The objective of the study was to verify the association of TRIB3 Q84R with: 1) T2D, either subtyped or not according to age at diagnosis (early-onset, <45 yr, or >or= 45 yr); 2) insulin secretion and sensitivity in nondiabetic individuals; or 3) in vitro insulin secretion from isolated human islets.
Four different case-control samples comprising a total of 5,469 whites were examined. Insulinogenic and insulin sensitivity indexes and their interplay (disposition index) were assessed in 645 nondiabetic individuals at oral glucose tolerance test, glucose (16.7 mmol/liter)-induced in vitro insulin secretion was assessed in islets isolated from 54 nondiabetic donors.
In the whole sample, the R84 variant was nominally associated with T2D (odds ratio 1.17, 95% confidence interval 1.00-1.36, P = 0.04). When stratifying according to age of diabetes onset, R84 carriers had an increased risk of early-onset T2D (odds ratio 1.32, 95% confidence interval 1.10-1.58, P = 0.002). Among 645 nondiabetic subjects, R84 carriers had higher glucose levels (P = 0.005) and lower insulinogenic (P = 0.03) and disposition index (P = 0.02) during the oral glucose tolerance test. R84 islets were more likely to display relatively low glucose-stimulated insulin release (P = 0.04).
The TRIB3 R84 variant is associated with early-onset T2D in whites. Alteration in the insulin secretion/insulin sensitivity interplay appears to underlie this association.
在过去20年中,2型糖尿病(T2D)的患病率,尤其是在年轻人中,一直在稳步上升。T2D,特别是其早发型亚型,受基因控制。TRIB3抑制胰岛素刺激的Akt磷酸化及随后的胰岛素作用。一种功能获得性TRIB3多态性,Q84R(rs2295490),损害胰岛素信号传导。

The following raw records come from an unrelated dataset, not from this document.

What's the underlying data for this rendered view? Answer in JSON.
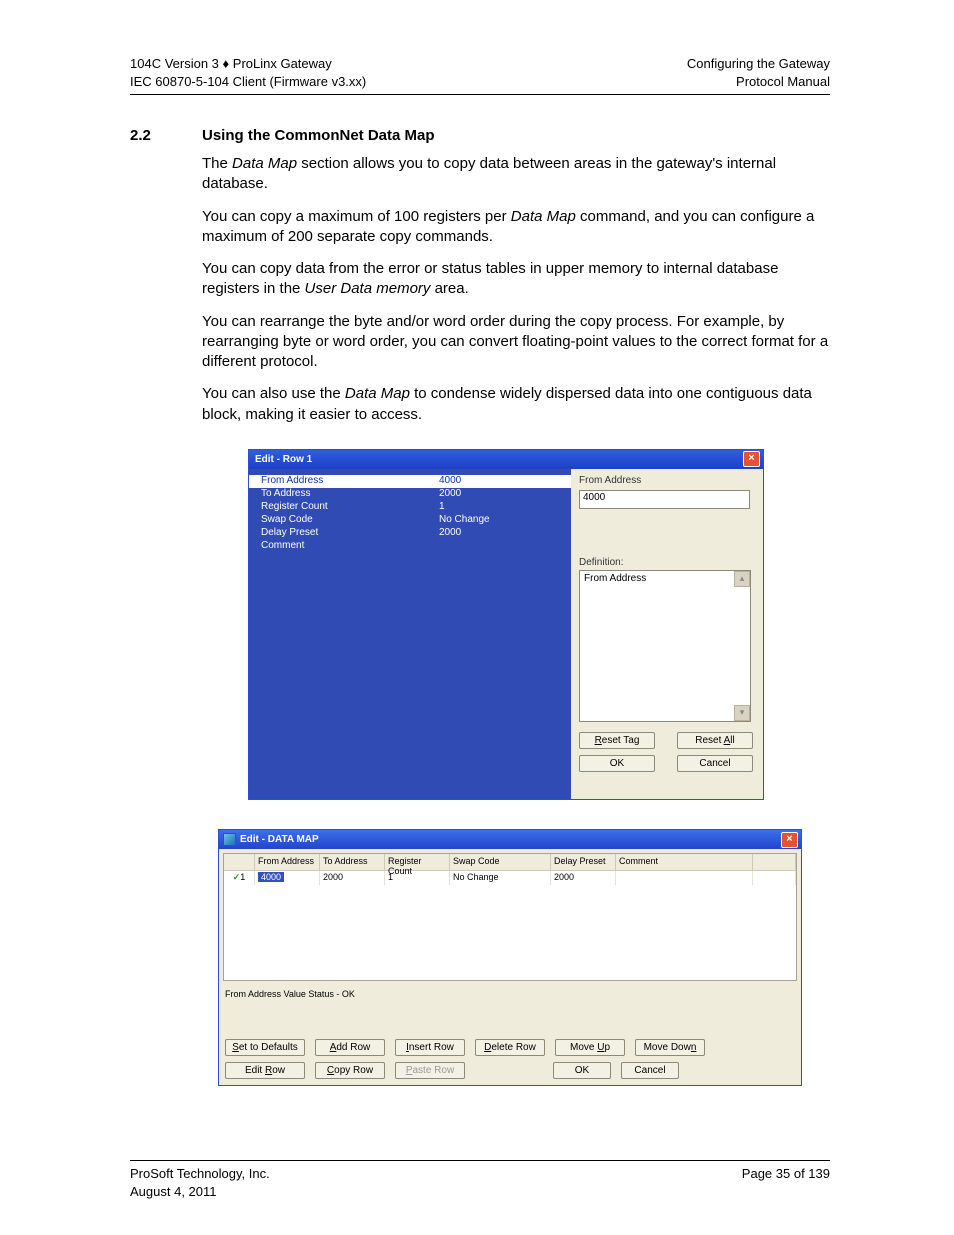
{
  "header": {
    "left1a": "104C Version 3 ",
    "left1b": "♦",
    "left1c": " ProLinx Gateway",
    "left2": "IEC 60870-5-104 Client (Firmware v3.xx)",
    "right1": "Configuring the  Gateway",
    "right2": "Protocol Manual"
  },
  "section": {
    "num": "2.2",
    "title": "Using the CommonNet Data Map",
    "p1a": "The ",
    "p1i": "Data Map",
    "p1b": " section allows you to copy data between areas in the gateway's internal database.",
    "p2a": "You can copy a maximum of 100 registers per ",
    "p2i": "Data Map",
    "p2b": " command, and you can configure a maximum of 200 separate copy commands.",
    "p3a": "You can copy data from the error or status tables in upper memory to internal database registers in the ",
    "p3i": "User Data memory",
    "p3b": " area.",
    "p4": "You can rearrange the byte and/or word order during the copy process. For example, by rearranging byte or word order, you can convert floating-point values to the correct format for a different protocol.",
    "p5a": "You can also use the ",
    "p5i": "Data Map",
    "p5b": " to condense widely dispersed data into one contiguous data block, making it easier to access."
  },
  "dlg1": {
    "title": "Edit - Row 1",
    "rows": [
      {
        "k": "From Address",
        "v": "4000"
      },
      {
        "k": "To Address",
        "v": "2000"
      },
      {
        "k": "Register Count",
        "v": "1"
      },
      {
        "k": "Swap Code",
        "v": "No Change"
      },
      {
        "k": "Delay Preset",
        "v": "2000"
      },
      {
        "k": "Comment",
        "v": ""
      }
    ],
    "group_label": "From Address",
    "input_value": "4000",
    "definition_label": "Definition:",
    "definition_text": "From Address",
    "btn_reset_tag_pre": "R",
    "btn_reset_tag_rest": "eset Tag",
    "btn_reset_all_pre": "Reset ",
    "btn_reset_all_u": "A",
    "btn_reset_all_post": "ll",
    "btn_ok": "OK",
    "btn_cancel": "Cancel"
  },
  "dlg2": {
    "title": "Edit - DATA MAP",
    "headers": [
      "",
      "From Address",
      "To Address",
      "Register Count",
      "Swap Code",
      "Delay Preset",
      "Comment",
      ""
    ],
    "row": {
      "check": "✓",
      "num": "1",
      "from": "4000",
      "to": "2000",
      "cnt": "1",
      "swap": "No Change",
      "delay": "2000",
      "comment": ""
    },
    "status": "From Address Value Status - OK",
    "buttons": {
      "set_defaults_u": "S",
      "set_defaults_r": "et to Defaults",
      "add_row_u": "A",
      "add_row_r": "dd Row",
      "insert_row_u": "I",
      "insert_row_r": "nsert Row",
      "delete_row_u": "D",
      "delete_row_r": "elete Row",
      "move_up_pre": "Move ",
      "move_up_u": "U",
      "move_up_post": "p",
      "move_down_pre": "Move Dow",
      "move_down_u": "n",
      "move_down_post": "",
      "edit_row_pre": "Edit ",
      "edit_row_u": "R",
      "edit_row_post": "ow",
      "copy_row_u": "C",
      "copy_row_r": "opy Row",
      "paste_row_u": "P",
      "paste_row_r": "aste Row",
      "ok": "OK",
      "cancel": "Cancel"
    }
  },
  "footer": {
    "company": "ProSoft Technology, Inc.",
    "date": "August 4, 2011",
    "page": "Page 35 of 139"
  }
}
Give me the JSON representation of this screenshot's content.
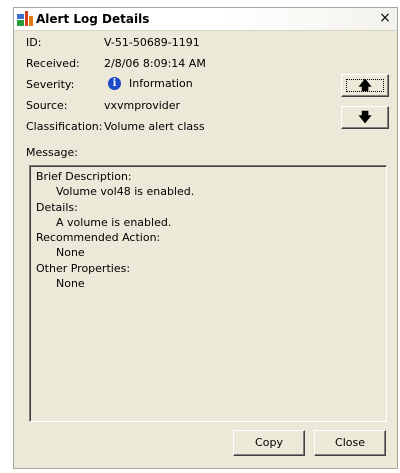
{
  "window": {
    "title": "Alert Log Details",
    "close_glyph": "×"
  },
  "fields": {
    "id_label": "ID:",
    "id_value": "V-51-50689-1191",
    "received_label": "Received:",
    "received_value": "2/8/06 8:09:14 AM",
    "severity_label": "Severity:",
    "severity_value": "Information",
    "severity_icon": "info-icon",
    "source_label": "Source:",
    "source_value": "vxvmprovider",
    "classification_label": "Classification:",
    "classification_value": "Volume alert class"
  },
  "message": {
    "label": "Message:",
    "lines": [
      {
        "type": "heading",
        "text": "Brief Description:"
      },
      {
        "type": "body",
        "text": "Volume vol48 is enabled."
      },
      {
        "type": "heading",
        "text": "Details:"
      },
      {
        "type": "body",
        "text": "A volume is enabled."
      },
      {
        "type": "heading",
        "text": "Recommended Action:"
      },
      {
        "type": "body",
        "text": "None"
      },
      {
        "type": "heading",
        "text": "Other Properties:"
      },
      {
        "type": "body",
        "text": "None"
      }
    ]
  },
  "buttons": {
    "up_glyph": "🡅",
    "down_glyph": "🡇",
    "copy": "Copy",
    "close": "Close"
  },
  "colors": {
    "dialog_bg": "#ece9d8",
    "info_icon": "#1b49c8"
  }
}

本研究的目的是验证TRIB3 Q84R与以下因素的关联:1)T2D,根据诊断年龄(早发型,<45岁,或≥45岁)进行分型或未分型;2)非糖尿病个体的胰岛素分泌和敏感性;或3)分离的人胰岛的体外胰岛素分泌。
检查了总共5469名白人的四个不同病例对照样本。在645名非糖尿病个体的口服葡萄糖耐量试验中评估胰岛素生成和胰岛素敏感性指数及其相互作用(处置指数),在从54名非糖尿病供体分离的胰岛中评估葡萄糖(16.7 mmol/L)诱导的体外胰岛素分泌。
在整个样本中,R84变体与T2D名义上相关(比值比1.17,95%置信区间1.00 - 1.36,P = 0.04)。根据糖尿病发病年龄分层时,R84携带者患早发型T2D的风险增加(比值比1.32,95%置信区间1.10 - 1.58,P = 0.002)。在口服葡萄糖耐量试验期间,在645名非糖尿病受试者中,R84携带者的血糖水平较高(P = 0.005),胰岛素生成(P = 0.03)和处置指数(P = 0.02)较低。R84胰岛更有可能表现出相对较低的葡萄糖刺激的胰岛素释放(P = 0.04)。
TRIB3 R84变体与白人早发型T2D相关。胰岛素分泌/胰岛素敏感性相互作用的改变似乎是这种关联的基础。